Во время того, что мы говорили в кабинете, Акица за чайным столом спорила на ту же тему с Гномом Чехониным. У него своя система. Перебрав все знакомые «разящие» доводы: «а дальше?», «а Эльзас?», «а Бельгия?», он кончил полной неожиданностью: «Я ведь социалист!» Он, как и Макаров, еще недавно не прочь был этим козырять и просто убеждал меня: «Во имя Интернационала нам не нужно желать, чтобы мир был сейчас заключен: ведь тогда германский народ не осуществит тот идеал, для которого он начал эту войну – ведь ему нужны наши земли, а он их не получит». Как раз до этого он указывал, что русский крестьянин не простит того, что у него отняли польские земли. Все это, разумеется, вздор, жалкий вздор насмерть перепуганного стада. Но я не ленюсь записывать, ибо это уж очень ярко характеризует наш быт и нашу, увы, несомненно обреченную среду. Идет сплошное самоубийство буржуазии. Но вот не знаю, что это: по внезапному ли приступу глупости и по органически классовым порокам или же согласно предопределениям высшего порядка? Наличность гада для меня, который лишь слегка мутит, совершенно очевидна. Но вот кто его напустил, этого гада, и для чего он напущен? И, разумеется, все это агония. Но настанет ли дальше просто смерть, или же будет выздоровление и общество воскреснет? Наконец, могут произойти и смерти подобные метаморфозы. Меня ничто из этого не страшит или, вернее, все страшит в одинаковой степени. Ибо даже «выздоровление» может выразиться в сохранении почти полностью всего прежнего строя. Да и в чисто личном смысле все одинаково опасно. На каждом пути ожидаются судороги, а судороги в государстве и культуре – это гибель миллионов индивидуальных инфузорий, причем здесь не всегда последовательно проводится принцип пощады «добрых», к которым я не имею основания себя и всех моих милых не причислять.

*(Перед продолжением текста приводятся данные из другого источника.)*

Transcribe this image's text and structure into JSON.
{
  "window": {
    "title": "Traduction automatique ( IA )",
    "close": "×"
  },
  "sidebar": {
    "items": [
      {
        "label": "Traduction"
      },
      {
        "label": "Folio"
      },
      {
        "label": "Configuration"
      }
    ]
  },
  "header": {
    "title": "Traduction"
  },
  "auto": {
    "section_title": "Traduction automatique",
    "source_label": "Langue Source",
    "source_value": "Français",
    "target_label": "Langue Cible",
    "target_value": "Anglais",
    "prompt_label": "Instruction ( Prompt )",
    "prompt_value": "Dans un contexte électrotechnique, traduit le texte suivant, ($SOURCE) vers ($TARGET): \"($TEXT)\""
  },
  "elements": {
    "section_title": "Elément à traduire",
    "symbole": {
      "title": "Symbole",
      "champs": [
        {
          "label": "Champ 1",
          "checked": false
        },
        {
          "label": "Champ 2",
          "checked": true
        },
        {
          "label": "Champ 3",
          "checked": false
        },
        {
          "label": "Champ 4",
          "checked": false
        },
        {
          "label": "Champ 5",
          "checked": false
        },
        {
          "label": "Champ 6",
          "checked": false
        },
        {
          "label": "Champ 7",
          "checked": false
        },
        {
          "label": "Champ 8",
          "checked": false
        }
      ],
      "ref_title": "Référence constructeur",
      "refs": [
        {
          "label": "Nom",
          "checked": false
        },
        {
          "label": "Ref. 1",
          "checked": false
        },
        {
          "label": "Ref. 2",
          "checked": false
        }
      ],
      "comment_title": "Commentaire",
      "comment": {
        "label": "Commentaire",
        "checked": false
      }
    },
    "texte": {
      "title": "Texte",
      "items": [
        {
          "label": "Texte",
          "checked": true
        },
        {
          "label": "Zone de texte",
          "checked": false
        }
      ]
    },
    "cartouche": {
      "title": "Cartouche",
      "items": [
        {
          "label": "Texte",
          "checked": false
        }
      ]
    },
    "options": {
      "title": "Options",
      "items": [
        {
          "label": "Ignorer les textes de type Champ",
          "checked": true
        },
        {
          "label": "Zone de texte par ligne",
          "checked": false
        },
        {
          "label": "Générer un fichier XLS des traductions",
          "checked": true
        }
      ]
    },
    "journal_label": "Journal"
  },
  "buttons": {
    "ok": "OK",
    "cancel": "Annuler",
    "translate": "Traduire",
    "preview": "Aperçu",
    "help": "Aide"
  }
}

Странное дело, что тем не менее у меня, за исключением коротких приступов (не особенно даже сильного!) животного страха, в общем настроение скорее оптимистического характера. Во всяком случае, я только могу изумляться тому, что в «стране Толстого» (я как раз прочел сегодня кусок о религиозном озарении Левина и о войне) вся интеллигенция, весь круг его читателей, с такой пышностью предавшая его земле, в сущности, представляет собой одно стадо, готовое на веки вечные поощрять убийственное и грязное дело войны, только бы им дали возможность еще пожить, еще понаслаждаться их убогостью – тепленьким существованием. И все «хорошие» и «милые» люди, но вот, как Чехонин, как Штейнберг и т. п., они готовы пожертвовать для своего брюха (при этом интересы брюха совершенно неверно понимаются), для своих интерьеров красного дерева с Александровского рынка – миллионами жизней, благосостоянием и даже честью Родины. <…>

24 мая (11 мая). Четверг. <…>

Работал у Аллегри. (Вместе готовили панно для Казанского вокзала.) Ужасные условия: холст не натянут, качается, свет и отблески с двух сторон. Для того чтобы поднять или опустить картину, требуется целая операция, и до самого низу вовсе не добраться, не разостлав его на полу.

<…> Снова опасаюсь, как бы не распестрить, но опять-таки в настоящей глухоте и черной (не лишенное слащавости!) вялости нельзя оставить. Увы, весь путь работы был непоследовательным и нелепым, и теперь за это платишься. Лишь бы в конце концов хоть как-нибудь выкарабкаться.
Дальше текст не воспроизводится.